Merci beaucoup pour votre lettre du 27 de ce mois, de même que pour la commande de livres, qui a été expédiée. J’accuse réception de 16,00 couronnes.
Vous serez heureuse d’entendre que le nombre d’amis augmente de jour en jour ; mais si on examine de près la vie de chacun, il y a beaucoup de choses qui manquent. C’est surtout la justice qui laisse à désirer. S’il y a beaucoup à corriger parmi nous, qu’en est-il alors dans d’autres assemblées, où on prêche uniquement que Christ était juste et où on ne dit pas grand-chose quant au fait que nous aussi, nous devons être justes. Je comprends qu’il faut beaucoup de vigilance et de prière pour pouvoir passer cette épreuve avec succès. Je comprends que Dieu est saint, et que nous avons reçu une sainte vocation pour que nous soyons saints, nous aussi. Aussi longtemps que ce but n’est pas atteint, le châtiment persiste.

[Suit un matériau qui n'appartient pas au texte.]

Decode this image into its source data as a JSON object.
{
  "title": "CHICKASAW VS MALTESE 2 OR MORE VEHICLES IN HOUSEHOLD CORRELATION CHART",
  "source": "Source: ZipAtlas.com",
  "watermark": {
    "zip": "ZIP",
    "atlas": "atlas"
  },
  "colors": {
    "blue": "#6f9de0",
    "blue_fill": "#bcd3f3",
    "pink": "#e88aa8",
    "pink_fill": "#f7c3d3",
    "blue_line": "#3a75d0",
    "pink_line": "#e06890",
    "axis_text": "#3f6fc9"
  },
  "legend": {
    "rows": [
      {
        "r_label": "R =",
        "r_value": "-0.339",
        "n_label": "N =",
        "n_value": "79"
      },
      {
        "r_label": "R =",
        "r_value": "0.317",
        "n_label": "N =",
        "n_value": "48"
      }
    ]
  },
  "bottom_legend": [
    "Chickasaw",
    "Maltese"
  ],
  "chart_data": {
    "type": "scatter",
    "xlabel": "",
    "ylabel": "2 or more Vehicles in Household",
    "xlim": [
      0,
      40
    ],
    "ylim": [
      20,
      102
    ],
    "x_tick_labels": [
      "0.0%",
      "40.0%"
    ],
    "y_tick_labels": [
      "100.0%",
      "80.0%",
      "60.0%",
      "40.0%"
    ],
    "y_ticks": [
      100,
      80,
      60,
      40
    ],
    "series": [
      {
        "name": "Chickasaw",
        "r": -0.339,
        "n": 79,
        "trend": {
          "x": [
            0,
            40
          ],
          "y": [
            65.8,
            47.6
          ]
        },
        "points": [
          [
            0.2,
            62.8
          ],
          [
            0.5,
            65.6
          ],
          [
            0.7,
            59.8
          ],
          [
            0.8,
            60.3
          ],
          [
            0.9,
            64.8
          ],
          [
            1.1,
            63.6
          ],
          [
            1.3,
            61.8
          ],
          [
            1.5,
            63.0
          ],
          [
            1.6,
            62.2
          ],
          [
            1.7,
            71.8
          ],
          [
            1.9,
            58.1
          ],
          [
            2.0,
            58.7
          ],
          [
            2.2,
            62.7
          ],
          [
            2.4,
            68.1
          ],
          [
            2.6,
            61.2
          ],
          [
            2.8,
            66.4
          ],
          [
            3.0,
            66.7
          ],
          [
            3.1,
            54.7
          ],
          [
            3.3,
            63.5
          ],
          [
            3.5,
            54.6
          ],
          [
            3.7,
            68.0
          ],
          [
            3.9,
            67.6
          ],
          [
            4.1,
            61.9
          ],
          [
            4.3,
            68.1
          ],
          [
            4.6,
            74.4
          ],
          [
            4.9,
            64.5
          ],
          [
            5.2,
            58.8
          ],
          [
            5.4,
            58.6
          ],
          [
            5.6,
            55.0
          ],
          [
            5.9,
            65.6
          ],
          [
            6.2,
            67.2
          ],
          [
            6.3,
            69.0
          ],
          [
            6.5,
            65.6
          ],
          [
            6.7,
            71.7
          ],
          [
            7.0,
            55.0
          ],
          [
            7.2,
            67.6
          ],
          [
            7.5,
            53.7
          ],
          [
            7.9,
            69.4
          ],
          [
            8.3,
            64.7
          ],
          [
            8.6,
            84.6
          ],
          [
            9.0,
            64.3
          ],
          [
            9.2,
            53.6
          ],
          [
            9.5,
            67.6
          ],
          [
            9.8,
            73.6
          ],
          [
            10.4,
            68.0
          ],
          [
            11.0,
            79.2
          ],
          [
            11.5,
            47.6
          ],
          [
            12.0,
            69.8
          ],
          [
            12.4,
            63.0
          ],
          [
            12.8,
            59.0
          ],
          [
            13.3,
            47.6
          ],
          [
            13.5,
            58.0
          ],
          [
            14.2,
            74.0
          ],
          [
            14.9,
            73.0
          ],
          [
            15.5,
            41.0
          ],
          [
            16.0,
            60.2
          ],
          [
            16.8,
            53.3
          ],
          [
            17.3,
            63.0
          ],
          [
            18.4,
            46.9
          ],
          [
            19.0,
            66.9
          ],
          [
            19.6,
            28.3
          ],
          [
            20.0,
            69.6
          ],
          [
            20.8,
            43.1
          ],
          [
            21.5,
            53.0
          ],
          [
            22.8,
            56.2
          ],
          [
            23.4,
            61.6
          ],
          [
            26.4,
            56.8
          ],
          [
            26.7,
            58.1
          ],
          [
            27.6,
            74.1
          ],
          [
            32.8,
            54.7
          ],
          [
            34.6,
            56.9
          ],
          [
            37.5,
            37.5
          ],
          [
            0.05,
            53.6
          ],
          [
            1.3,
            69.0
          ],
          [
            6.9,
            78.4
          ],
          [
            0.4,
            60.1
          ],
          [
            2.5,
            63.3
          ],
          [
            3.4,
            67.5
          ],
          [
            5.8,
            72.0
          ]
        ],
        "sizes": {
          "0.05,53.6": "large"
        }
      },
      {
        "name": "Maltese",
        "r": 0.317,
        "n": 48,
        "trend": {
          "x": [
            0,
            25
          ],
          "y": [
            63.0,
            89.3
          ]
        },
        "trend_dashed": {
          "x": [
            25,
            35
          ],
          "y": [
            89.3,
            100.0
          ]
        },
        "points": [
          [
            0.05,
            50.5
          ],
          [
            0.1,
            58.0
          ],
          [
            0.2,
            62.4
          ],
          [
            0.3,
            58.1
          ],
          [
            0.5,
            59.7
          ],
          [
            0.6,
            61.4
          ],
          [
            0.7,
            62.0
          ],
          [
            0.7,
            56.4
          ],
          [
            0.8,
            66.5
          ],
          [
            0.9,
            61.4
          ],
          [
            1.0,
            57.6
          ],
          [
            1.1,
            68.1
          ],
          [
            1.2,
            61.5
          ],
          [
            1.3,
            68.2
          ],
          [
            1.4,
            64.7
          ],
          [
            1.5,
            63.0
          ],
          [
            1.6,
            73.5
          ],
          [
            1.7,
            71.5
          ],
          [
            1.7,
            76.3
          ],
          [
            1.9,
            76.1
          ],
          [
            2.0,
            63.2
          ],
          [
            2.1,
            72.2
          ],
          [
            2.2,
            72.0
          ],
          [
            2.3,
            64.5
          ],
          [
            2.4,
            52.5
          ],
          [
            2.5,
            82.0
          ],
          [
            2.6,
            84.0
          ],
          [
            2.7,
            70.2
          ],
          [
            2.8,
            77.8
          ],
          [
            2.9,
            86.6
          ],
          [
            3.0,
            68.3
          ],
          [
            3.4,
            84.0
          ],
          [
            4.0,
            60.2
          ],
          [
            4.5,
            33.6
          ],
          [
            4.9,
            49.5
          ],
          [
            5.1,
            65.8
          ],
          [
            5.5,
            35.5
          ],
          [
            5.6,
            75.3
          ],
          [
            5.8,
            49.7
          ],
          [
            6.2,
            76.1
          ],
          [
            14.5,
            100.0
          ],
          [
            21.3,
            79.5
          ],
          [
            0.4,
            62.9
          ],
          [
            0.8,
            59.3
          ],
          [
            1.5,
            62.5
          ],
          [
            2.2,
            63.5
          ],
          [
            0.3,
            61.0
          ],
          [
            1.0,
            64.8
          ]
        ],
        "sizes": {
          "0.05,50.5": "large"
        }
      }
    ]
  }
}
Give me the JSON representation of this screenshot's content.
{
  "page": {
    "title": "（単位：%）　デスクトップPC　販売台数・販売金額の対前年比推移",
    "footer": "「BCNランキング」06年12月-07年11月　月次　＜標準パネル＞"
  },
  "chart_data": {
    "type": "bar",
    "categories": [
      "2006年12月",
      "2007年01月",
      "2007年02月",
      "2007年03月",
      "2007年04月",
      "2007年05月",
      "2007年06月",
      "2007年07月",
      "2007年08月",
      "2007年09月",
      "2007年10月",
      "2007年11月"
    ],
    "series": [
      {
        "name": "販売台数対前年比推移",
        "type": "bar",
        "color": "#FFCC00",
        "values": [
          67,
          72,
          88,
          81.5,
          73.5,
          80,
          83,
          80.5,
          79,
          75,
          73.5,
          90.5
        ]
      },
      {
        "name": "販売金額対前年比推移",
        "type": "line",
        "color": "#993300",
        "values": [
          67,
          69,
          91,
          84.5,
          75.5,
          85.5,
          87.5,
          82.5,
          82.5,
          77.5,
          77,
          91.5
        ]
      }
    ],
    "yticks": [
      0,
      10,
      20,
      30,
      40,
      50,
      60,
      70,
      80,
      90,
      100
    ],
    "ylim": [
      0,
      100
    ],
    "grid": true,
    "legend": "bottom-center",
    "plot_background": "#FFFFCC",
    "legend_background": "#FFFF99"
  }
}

Comme nous le voyons dans Lamentations 1, 9, Jérusalem s’enfonçait d’une manière étonnante quand le peuple vivait dans l’impiété. C’est ce qui arrive à des assemblées entières et à chacun individuellement quand on ne respecte pas la justice rigoureusement. Je l’ai vu à plusieurs reprises de mes propres yeux dans l’assemblée. Car c’est là qu’on le remarque le plus vite. La seule chose qui puisse nous maintenir debout, c’est d’être prompts à nous juger nous-mêmes. C’est comme la bouée de sauvetage de celui qui est sur le point de se noyer. Mais il s’écoule bien des années avant qu’on ait appris cette sagesse de vie. Bien qu’avec un entendement pieux, on pourrait évidemment l’apprendre assez rapidement. L’assemblée est comme une fourmilière dans laquelle tout bouge. Beaucoup des derniers seront les premiers et beaucoup des premiers seront les derniers. Tout dépend de la façon dont on garde les lois qui sont inscrites dans notre cœur et notre esprit. Dieu est très exact, et il ne fait acception de personne.
Je me réjouis au sujet de l’assemblée de Bergen, où on peut vivre année après année sans avoir trop d’affrontements. Il faut croire que les relations entre les amis sont très bonnes. Il faut dire que le fr. S. Madsen est un homme très zélé et énergique, de même que le fr. Skutle a quelque chose d’un sage. Que Dieu bénisse ces deux hommes, de sorte qu’ils aient une descendance spirituelle qui puisse être une bénédiction et une parure pour l’assemblée.
C’est la force dirigée vers l’intérieur qui est la force porteuse. Le nombre de personnes n’a pas beaucoup d’importance. Un grain de sénevé peut devenir un grand arbre, et un peu de levain peut faire lever toute la pâte. Mais si le grain de sénevé et le levain sont absents, que veut-on faire d’une grande assemblée ? Une grande quantité de chair n’est pas du levain, ni un grain de sénevé.
J’ai beaucoup envie de vous rendre visite à Bergen, lorsque Dieu disposera les choses ainsi. J’ai été récemment à Kristiansand, Sandefjord, Porsgrunn, Brevik, Drøbak et Oslo. Il y a partout beaucoup à faire dans les assemblées.
Saluez votre mari, le fr. Skutle et les amis.